I reply to Jonathan and Sebastian in series below.


On Thu, May 9, 2024 at 11:25 AM Jonathan Wakely wrote:
>
>> Therefore
>> this platform can be described as follows:
>> (1) sizeof(char*) > sizeof(int*)
>
>
> Why would that be true?
>
> CHAR_BIT == 16 which means every char has 16 bits and
> so is aligned to a 16-bit boundary as well. That's what
> CHAR_BIT means, by definition.


Yeah you're right, I was getting confused with how the Texas
Instruments does things. Let me try again:

    T = int
    CHAR_BIT == 8
    sizeof(int) == 4
    UINT_MAX == 4294967295

The smallest addressable unit of memory that the CPU can read or write
is actually 16 bits, however the compiler is hiding this fact.
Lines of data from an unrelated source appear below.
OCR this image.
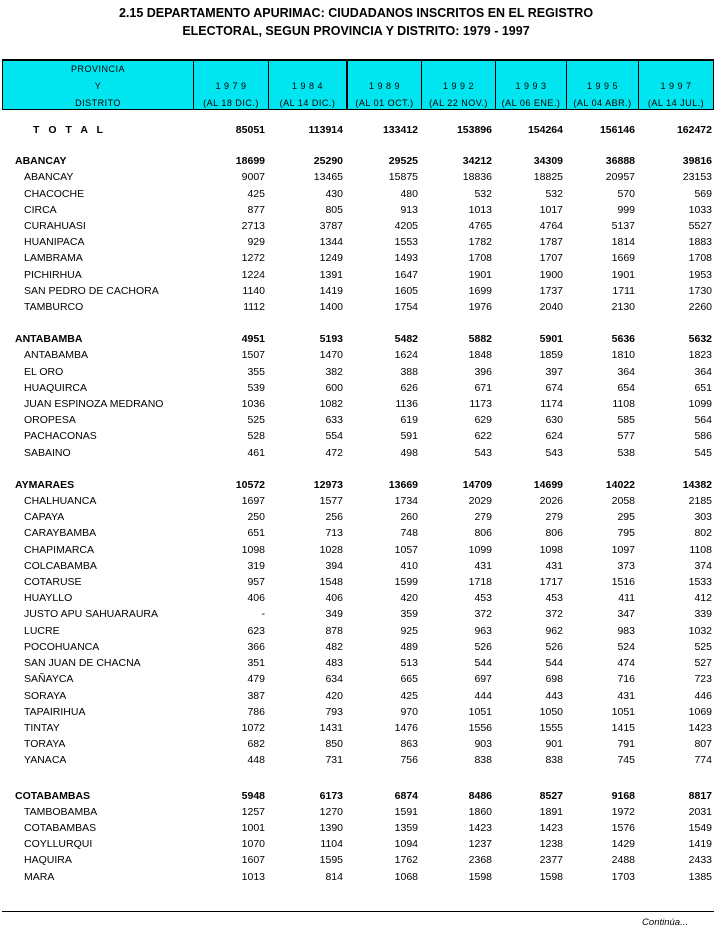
2.15 DEPARTAMENTO APURIMAC: CIUDADANOS INSCRITOS EN EL REGISTRO
ELECTORAL, SEGUN PROVINCIA Y DISTRITO: 1979 - 1997
PROVINCIA
Y
DISTRITO
1 9 7 9
(AL 18 DIC.)
1 9 8 4
(AL 14 DIC.)
1 9 8 9
(AL 01 OCT.)
1 9 9 2
(AL 22 NOV.)
1 9 9 3
(AL 06 ENE.)
1 9 9 5
(AL 04 ABR.)
1 9 9 7
(AL 14 JUL.)
T O T A L	85051	113914	133412	153896	154264	156146	162472

ABANCAY	18699	25290	29525	34212	34309	36888	39816
ABANCAY	9007	13465	15875	18836	18825	20957	23153
CHACOCHE	425	430	480	532	532	570	569
CIRCA	877	805	913	1013	1017	999	1033
CURAHUASI	2713	3787	4205	4765	4764	5137	5527
HUANIPACA	929	1344	1553	1782	1787	1814	1883
LAMBRAMA	1272	1249	1493	1708	1707	1669	1708
PICHIRHUA	1224	1391	1647	1901	1900	1901	1953
SAN PEDRO DE CACHORA	1140	1419	1605	1699	1737	1711	1730
TAMBURCO	1112	1400	1754	1976	2040	2130	2260

ANTABAMBA	4951	5193	5482	5882	5901	5636	5632
ANTABAMBA	1507	1470	1624	1848	1859	1810	1823
EL ORO	355	382	388	396	397	364	364
HUAQUIRCA	539	600	626	671	674	654	651
JUAN ESPINOZA MEDRANO	1036	1082	1136	1173	1174	1108	1099
OROPESA	525	633	619	629	630	585	564
PACHACONAS	528	554	591	622	624	577	586
SABAINO	461	472	498	543	543	538	545

AYMARAES	10572	12973	13669	14709	14699	14022	14382
CHALHUANCA	1697	1577	1734	2029	2026	2058	2185
CAPAYA	250	256	260	279	279	295	303
CARAYBAMBA	651	713	748	806	806	795	802
CHAPIMARCA	1098	1028	1057	1099	1098	1097	1108
COLCABAMBA	319	394	410	431	431	373	374
COTARUSE	957	1548	1599	1718	1717	1516	1533
HUAYLLO	406	406	420	453	453	411	412
JUSTO APU SAHUARAURA	-	349	359	372	372	347	339
LUCRE	623	878	925	963	962	983	1032
POCOHUANCA	366	482	489	526	526	524	525
SAN JUAN DE CHACNA	351	483	513	544	544	474	527
SAÑAYCA	479	634	665	697	698	716	723
SORAYA	387	420	425	444	443	431	446
TAPAIRIHUA	786	793	970	1051	1050	1051	1069
TINTAY	1072	1431	1476	1556	1555	1415	1423
TORAYA	682	850	863	903	901	791	807
YANACA	448	731	756	838	838	745	774

COTABAMBAS	5948	6173	6874	8486	8527	9168	8817
TAMBOBAMBA	1257	1270	1591	1860	1891	1972	2031
COTABAMBAS	1001	1390	1359	1423	1423	1576	1549
COYLLURQUI	1070	1104	1094	1237	1238	1429	1419
HAQUIRA	1607	1595	1762	2368	2377	2488	2433
MARA	1013	814	1068	1598	1598	1703	1385
Continúa...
The
compiler has set CHAR_BIT==8, and so whenever it encounters a char*,
the compiler needs a memory address combined with an offset, and so
there are two possibilities:

    Possibility 1: sizeof(char*) > sizeof(int*)
    Possibility 2: sizeof(char*) == sizeof(int*) (but the latter
has extra bits always set to zero)


On Thu, May 9, 2024 at 11:25 AM Jonathan Wakely wrote:
>
> Only if it's misaligned by 8 bits. What about being misaligned by 4 bits?
> Or 7? What is the problem you're solving?


Misaligned by CHAR_BIT bits (on a compiler where CHAR_BIT is smaller
than the CPU's smallest addressable unit of memory).


On Thu, May 9, 2024 at 11:31 AM Sebastian Wittmeier wrote:
>
> But a T is not an unaligned<T>. You need code for copying memory
> to and from aligned space, when calling member functions.


I was writing code to relocate an std::string into unaligned memory.
An std::string internally contains a "char*", so there's no problem
with it being unaligned. But let's say we're dealing with a:

    std::basic_string<char32_t>

So it contains internally a pointer to a char32_t. If sizeof(char*) >
sizeof(char32_t*) then it won't be possible to store the address of an
unaligned char32_t inside a char32_t*.